People with diabetes are at risk for painful diabetic peripheral neuropathy. This pain may be experienced as burning, aching, hypersensitivity to touch, or simply as pain, and there are no currently FDA-approved medications that reduce its symptoms. This phase 2 clinical trial, through the EPPIC-NET program, will test a potential new treatment for painful diabetic peripheral neuropathy. The treatment, WST-057 (topical pirenzepine 4%), is a molecule that was developed in the 1980s and marketed throughout Europe and Asia in an oral form to treat gastric ulcers. Studies show that this type of molecule can increase the density of certain nerve fibers, which has been linked with improve patient-reported outcome measures for painful diabetic peripheral neuropathy.

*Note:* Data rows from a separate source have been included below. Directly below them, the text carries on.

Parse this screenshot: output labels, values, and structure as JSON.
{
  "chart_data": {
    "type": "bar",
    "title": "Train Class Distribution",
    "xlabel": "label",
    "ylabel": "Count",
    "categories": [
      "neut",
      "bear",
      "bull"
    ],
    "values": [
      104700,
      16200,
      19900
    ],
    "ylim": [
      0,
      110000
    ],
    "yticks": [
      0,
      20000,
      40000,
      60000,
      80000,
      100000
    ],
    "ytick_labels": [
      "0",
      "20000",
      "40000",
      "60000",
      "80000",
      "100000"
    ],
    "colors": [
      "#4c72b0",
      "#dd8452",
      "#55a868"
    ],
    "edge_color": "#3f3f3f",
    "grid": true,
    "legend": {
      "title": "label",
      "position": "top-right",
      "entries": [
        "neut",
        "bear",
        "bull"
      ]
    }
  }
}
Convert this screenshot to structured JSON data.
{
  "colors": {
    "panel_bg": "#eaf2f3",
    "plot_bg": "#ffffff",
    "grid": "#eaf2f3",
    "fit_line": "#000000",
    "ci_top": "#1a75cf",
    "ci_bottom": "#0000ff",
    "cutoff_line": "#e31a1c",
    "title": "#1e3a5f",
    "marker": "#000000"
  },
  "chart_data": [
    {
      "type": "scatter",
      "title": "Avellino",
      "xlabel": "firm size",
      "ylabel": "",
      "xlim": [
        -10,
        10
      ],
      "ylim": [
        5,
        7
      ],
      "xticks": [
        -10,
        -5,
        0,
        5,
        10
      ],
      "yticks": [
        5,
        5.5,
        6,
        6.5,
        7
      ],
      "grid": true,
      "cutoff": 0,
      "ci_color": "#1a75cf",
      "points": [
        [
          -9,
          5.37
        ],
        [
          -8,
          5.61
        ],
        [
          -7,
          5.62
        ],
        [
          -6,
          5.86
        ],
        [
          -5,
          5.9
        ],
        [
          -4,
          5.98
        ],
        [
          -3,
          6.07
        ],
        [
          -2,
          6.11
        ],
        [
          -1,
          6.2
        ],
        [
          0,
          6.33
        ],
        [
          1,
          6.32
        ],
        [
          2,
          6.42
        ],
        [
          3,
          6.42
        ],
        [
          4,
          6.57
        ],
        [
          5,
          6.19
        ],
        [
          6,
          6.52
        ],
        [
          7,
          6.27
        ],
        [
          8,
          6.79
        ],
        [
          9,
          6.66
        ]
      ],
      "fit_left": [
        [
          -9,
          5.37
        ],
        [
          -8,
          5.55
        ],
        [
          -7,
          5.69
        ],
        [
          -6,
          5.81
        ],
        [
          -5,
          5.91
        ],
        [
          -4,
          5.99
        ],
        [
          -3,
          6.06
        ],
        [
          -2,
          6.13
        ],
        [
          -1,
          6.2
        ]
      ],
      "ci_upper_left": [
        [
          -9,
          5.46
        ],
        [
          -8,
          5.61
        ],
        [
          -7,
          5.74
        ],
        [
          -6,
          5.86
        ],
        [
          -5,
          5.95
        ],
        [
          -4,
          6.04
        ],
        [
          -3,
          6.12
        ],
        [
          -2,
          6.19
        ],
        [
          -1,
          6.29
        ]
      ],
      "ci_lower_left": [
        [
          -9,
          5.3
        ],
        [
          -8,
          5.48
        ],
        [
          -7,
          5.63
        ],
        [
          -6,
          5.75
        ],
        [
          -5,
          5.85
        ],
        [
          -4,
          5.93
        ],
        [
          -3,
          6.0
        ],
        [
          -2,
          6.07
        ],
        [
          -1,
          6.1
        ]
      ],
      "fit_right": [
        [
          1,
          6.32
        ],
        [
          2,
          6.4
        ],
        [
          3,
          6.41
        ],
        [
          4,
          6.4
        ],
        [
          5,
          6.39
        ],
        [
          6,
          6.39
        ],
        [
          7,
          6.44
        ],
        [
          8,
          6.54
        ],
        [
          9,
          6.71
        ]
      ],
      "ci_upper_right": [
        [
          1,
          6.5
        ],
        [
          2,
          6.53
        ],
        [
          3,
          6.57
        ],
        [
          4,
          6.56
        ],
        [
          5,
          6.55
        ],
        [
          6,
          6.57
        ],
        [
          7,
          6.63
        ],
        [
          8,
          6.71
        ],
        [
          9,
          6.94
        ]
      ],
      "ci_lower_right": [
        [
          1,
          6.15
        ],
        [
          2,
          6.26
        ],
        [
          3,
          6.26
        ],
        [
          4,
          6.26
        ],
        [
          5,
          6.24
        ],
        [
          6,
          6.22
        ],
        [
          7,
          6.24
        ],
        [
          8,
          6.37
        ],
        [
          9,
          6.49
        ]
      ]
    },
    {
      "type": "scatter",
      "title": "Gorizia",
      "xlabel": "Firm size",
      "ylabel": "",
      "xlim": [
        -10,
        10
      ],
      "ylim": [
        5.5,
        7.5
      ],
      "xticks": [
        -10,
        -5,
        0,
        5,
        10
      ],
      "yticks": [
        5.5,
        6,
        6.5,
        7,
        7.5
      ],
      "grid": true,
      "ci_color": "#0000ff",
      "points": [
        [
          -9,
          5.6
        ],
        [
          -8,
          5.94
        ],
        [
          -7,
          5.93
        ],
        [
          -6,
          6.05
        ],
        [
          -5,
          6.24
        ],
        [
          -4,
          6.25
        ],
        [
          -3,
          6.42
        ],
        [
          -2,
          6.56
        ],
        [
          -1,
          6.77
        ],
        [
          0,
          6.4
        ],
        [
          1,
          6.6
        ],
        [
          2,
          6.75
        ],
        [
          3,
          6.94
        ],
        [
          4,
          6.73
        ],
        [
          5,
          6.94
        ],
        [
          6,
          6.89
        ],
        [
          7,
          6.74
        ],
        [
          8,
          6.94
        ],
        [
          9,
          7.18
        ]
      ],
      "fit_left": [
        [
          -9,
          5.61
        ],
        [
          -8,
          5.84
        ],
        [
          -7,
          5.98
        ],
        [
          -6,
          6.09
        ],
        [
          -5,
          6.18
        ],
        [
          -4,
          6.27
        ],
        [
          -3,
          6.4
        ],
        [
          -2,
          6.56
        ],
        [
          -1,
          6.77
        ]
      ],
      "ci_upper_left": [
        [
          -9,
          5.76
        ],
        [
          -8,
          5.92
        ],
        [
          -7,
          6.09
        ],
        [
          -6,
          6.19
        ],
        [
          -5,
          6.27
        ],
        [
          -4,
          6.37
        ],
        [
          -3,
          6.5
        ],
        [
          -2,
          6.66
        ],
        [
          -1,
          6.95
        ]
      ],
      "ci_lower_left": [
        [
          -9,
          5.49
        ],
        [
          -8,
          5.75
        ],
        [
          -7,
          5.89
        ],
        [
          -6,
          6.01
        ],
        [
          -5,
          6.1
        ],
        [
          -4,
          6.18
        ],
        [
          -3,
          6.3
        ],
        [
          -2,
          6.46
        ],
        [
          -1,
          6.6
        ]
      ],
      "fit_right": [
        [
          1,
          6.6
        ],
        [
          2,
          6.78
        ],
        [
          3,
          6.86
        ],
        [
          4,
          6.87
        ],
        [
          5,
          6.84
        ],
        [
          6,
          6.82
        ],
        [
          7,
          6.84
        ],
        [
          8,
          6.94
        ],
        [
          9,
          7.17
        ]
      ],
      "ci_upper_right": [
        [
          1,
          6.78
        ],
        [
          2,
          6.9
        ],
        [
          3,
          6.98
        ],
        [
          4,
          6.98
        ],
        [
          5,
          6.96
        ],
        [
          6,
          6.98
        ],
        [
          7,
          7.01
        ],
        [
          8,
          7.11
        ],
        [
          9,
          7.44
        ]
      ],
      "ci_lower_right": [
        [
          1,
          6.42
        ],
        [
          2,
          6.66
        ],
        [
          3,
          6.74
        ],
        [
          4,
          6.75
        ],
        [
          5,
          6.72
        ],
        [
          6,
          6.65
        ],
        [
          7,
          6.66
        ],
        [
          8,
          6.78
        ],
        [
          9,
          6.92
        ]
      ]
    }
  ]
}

Throughout clinical pain research, there is a need to increase the workforce of researchers familiar with individualized treatment strategies known as precision pain medicine. This mentoring award will leverage EPPIC-Net’s Clinical Coordinating Center resources to encourage interest in clinical pain management, in particular through multidisciplinary pain research projects. A selected clinician-researcher  will mentor early career investigators and provide them with hands-on training activities and other skill-building experiences in clinical pain research, with a focus on precision pain medicine, biomarker development, and pain assessment. Mentoring activities will include formal educational coursework, inclusion in EPPIC-Net working groups, and collaborative writing experiences.

A main goal of the NIH HEAL Initiative and the Early Phase Pain Intervention Clinical Network (EPPIC-Net) is to improve pain management by discovering and validating biomarkers and non-opioid pain medications. This award will leverage the resources at the University of Washington’s EPPIC-Net’s Specialized Clinical Centers by implementing and evaluating strategies to improve the engagement, recruitment, and retention of individuals from underserved racial/ethnic minority populations to participate in EPPIC-Net clinical trials. The site’s network spans multiple states and specialties, allowing access to geographically and demographically diverse patient populations, including underrepresented and underserved populations.